Another confusing part is, as they all say, 'this is timetravel'  The future people should just show up whenever they want to extract them.  But this is a false premise, as it is revealed that any time someone shows up at a particular time, they cannot return, else the time paradox is invoked (where you can't meet yourself in the past without one of you being destroyed). This introduces the concept of a 'deadline.'  Characters (including rescuers) who are in a situation once, cannot go back to that exact time.

So what seem at first like long drawn-out scenes actually include people from the future who are looking for them, or people who have lived long enough through the disaster to encounter someone they know at a different entry point into the past.  You have to have both books in front of you and go back and forth, as the narrative covers a span of many years!

There are also two interesting allegories in the text.  Both are about paintings.  In one, Faulknor is tying two boats together (past and future?); in the other, called The Light of the World, Christ is knocking on a closed door (the portal to the future? the human heart?). And Willis asks, in the text, that kindness and goodness have to count for something?

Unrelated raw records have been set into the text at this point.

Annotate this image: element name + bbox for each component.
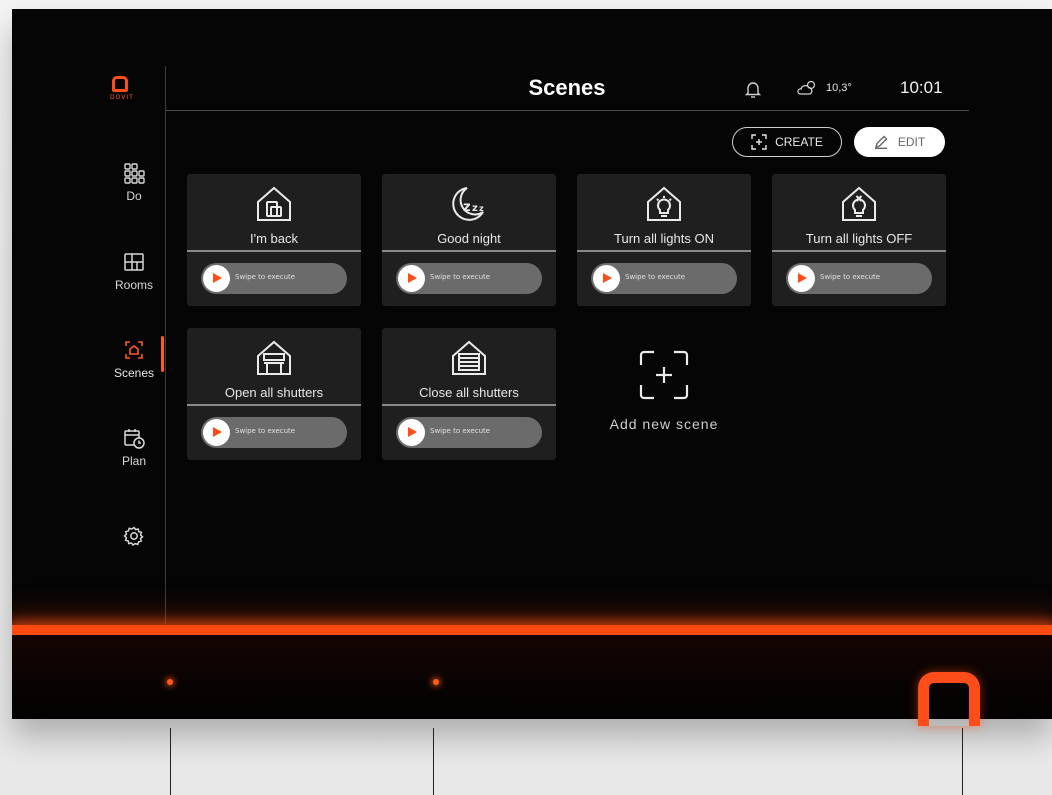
logo-text: DOVIT [110, 94, 134, 101]
swipe-to-execute-slider[interactable]: Swipe to execute [786, 263, 932, 294]
scene-name: Close all shutters [419, 385, 519, 400]
play-icon[interactable] [203, 265, 230, 292]
sidebar-item-label: Plan [121, 454, 147, 468]
card-divider [577, 250, 751, 252]
sidebar-item-rooms[interactable]: Rooms [104, 251, 164, 292]
add-scene-label: Add new scene [609, 416, 719, 432]
weather-widget: 10,3° [797, 79, 852, 97]
scene-card-open-shutters[interactable]: Open all shutters Swipe to execute [187, 328, 361, 460]
sidebar-item-scenes[interactable]: Scenes [104, 339, 164, 380]
shutter-closed-icon [452, 340, 486, 375]
house-bulb-on-icon [647, 186, 681, 221]
floorplan-icon [124, 253, 144, 271]
scene-card-good-night[interactable]: z z z Good night Swipe to execute [382, 174, 556, 306]
swipe-to-execute-slider[interactable]: Swipe to execute [591, 263, 737, 294]
add-new-scene-button[interactable]: Add new scene [577, 349, 751, 432]
swipe-label: Swipe to execute [625, 273, 686, 281]
sidebar-item-label: Rooms [114, 278, 153, 292]
swipe-label: Swipe to execute [430, 273, 491, 281]
swipe-to-execute-slider[interactable]: Swipe to execute [396, 417, 542, 448]
house-bulb-off-icon [842, 186, 876, 221]
temperature-value: 10,3° [826, 82, 852, 94]
sidebar-item-settings[interactable] [104, 525, 164, 552]
swipe-label: Swipe to execute [430, 427, 491, 435]
led-indicator [433, 679, 439, 685]
card-divider [382, 404, 556, 406]
swipe-to-execute-slider[interactable]: Swipe to execute [396, 263, 542, 294]
house-door-icon [257, 186, 291, 221]
led-indicator [167, 679, 173, 685]
scene-card-close-shutters[interactable]: Close all shutters Swipe to execute [382, 328, 556, 460]
add-scene-icon [751, 134, 767, 150]
add-scene-icon [639, 350, 689, 400]
scene-name: Turn all lights OFF [805, 231, 913, 246]
card-divider [382, 250, 556, 252]
play-icon[interactable] [593, 265, 620, 292]
svg-text:z: z [463, 200, 471, 215]
device-base [12, 635, 1052, 719]
moon-zzz-icon: z z z [452, 187, 484, 221]
scene-card-lights-on[interactable]: Turn all lights ON Swipe to execute [577, 174, 751, 306]
clock-time: 10:01 [900, 78, 943, 97]
orange-light-strip [12, 625, 1052, 635]
grid-icon [124, 163, 145, 184]
scene-name: Open all shutters [224, 385, 324, 400]
swipe-label: Swipe to execute [820, 273, 881, 281]
device-logo-icon [918, 672, 980, 726]
dovit-logo: DOVIT [110, 76, 134, 110]
play-icon[interactable] [398, 265, 425, 292]
sidebar-item-plan[interactable]: Plan [104, 427, 164, 468]
create-button[interactable]: CREATE [732, 127, 842, 157]
app-screen: DOVIT Do Rooms Scenes Plan Scenes 10,3° … [12, 9, 1052, 631]
sidebar-item-label: Scenes [113, 366, 155, 380]
edit-label: EDIT [897, 135, 926, 149]
tablet-device: DOVIT Do Rooms Scenes Plan Scenes 10,3° … [12, 9, 1052, 719]
cable [170, 728, 171, 795]
header-divider [166, 110, 969, 111]
logo-mark-icon [112, 76, 128, 92]
sidebar-item-label: Do [126, 189, 142, 203]
play-icon[interactable] [203, 419, 230, 446]
scene-card-lights-off[interactable]: Turn all lights OFF Swipe to execute [772, 174, 946, 306]
bell-icon[interactable] [744, 79, 762, 99]
swipe-label: Swipe to execute [235, 427, 296, 435]
create-label: CREATE [775, 135, 823, 149]
active-nav-indicator [161, 336, 164, 372]
sidebar-item-do[interactable]: Do [104, 162, 164, 203]
card-divider [772, 250, 946, 252]
card-divider [187, 250, 361, 252]
svg-text:z: z [479, 204, 484, 213]
calendar-clock-icon [124, 429, 145, 449]
sidebar-divider [165, 66, 166, 624]
play-icon[interactable] [788, 265, 815, 292]
cable [962, 728, 963, 795]
edit-button[interactable]: EDIT [854, 127, 945, 157]
pencil-icon [874, 135, 888, 149]
gear-icon [123, 526, 144, 546]
swipe-label: Swipe to execute [235, 273, 296, 281]
scene-name: Turn all lights ON [614, 231, 714, 246]
page-title: Scenes [528, 75, 606, 100]
swipe-to-execute-slider[interactable]: Swipe to execute [201, 417, 347, 448]
scene-name: I'm back [250, 231, 298, 246]
scene-name: Good night [437, 231, 501, 246]
play-icon[interactable] [398, 419, 425, 446]
swipe-to-execute-slider[interactable]: Swipe to execute [201, 263, 347, 294]
shutter-open-icon [257, 340, 291, 375]
scene-icon [125, 341, 143, 359]
scene-card-im-back[interactable]: I'm back Swipe to execute [187, 174, 361, 306]
cable [433, 728, 434, 795]
cloud-sun-icon [797, 80, 816, 95]
svg-text:z: z [472, 203, 478, 214]
card-divider [187, 404, 361, 406]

For the mathematicians among us, the story illustrates interesting aspects of chaos theory.  Also the whole premise of the 4th dimension (time): does 'time' as an entity do what it needs to do to guarantee the future?  Is it 'chaos' the way things unfold, or a deliberate, intellectual continuum?  The constant missed opportunities or coincidences - are these just annoying aspects of the book, or a comment on the physics of time?

It's a great duo of books, in spite of some confusion.  At bottom it's an incredibly vivid depiction of WWII. And in the end it makes you think hard about the kind of love and sacrifice that the war extracted from everyone.

1 comment:

  1. "Blackout" and the concluding volume "All Clear" take place during the Battle of Britain - but from the point of view of civilians rather than warriors. The author uses time travel to transport individuals from the near future to the past, effectively translating our modern sensibilities to WWII London and its surroundings. It is not giving up much to say that the story really starts when the time-travelers encounter the unexpected, and have to improvise.

    I really loved the book, as it explores how ordinary individuals, with all their warts and blemishes, exhibited heroism in extraordinary conditions. Being a little older, I grew up with a few teachers who had lived through the Blitz, and had been fascinated by their stories. These two books let the reader spends a few hours experiencing life in that incredible time.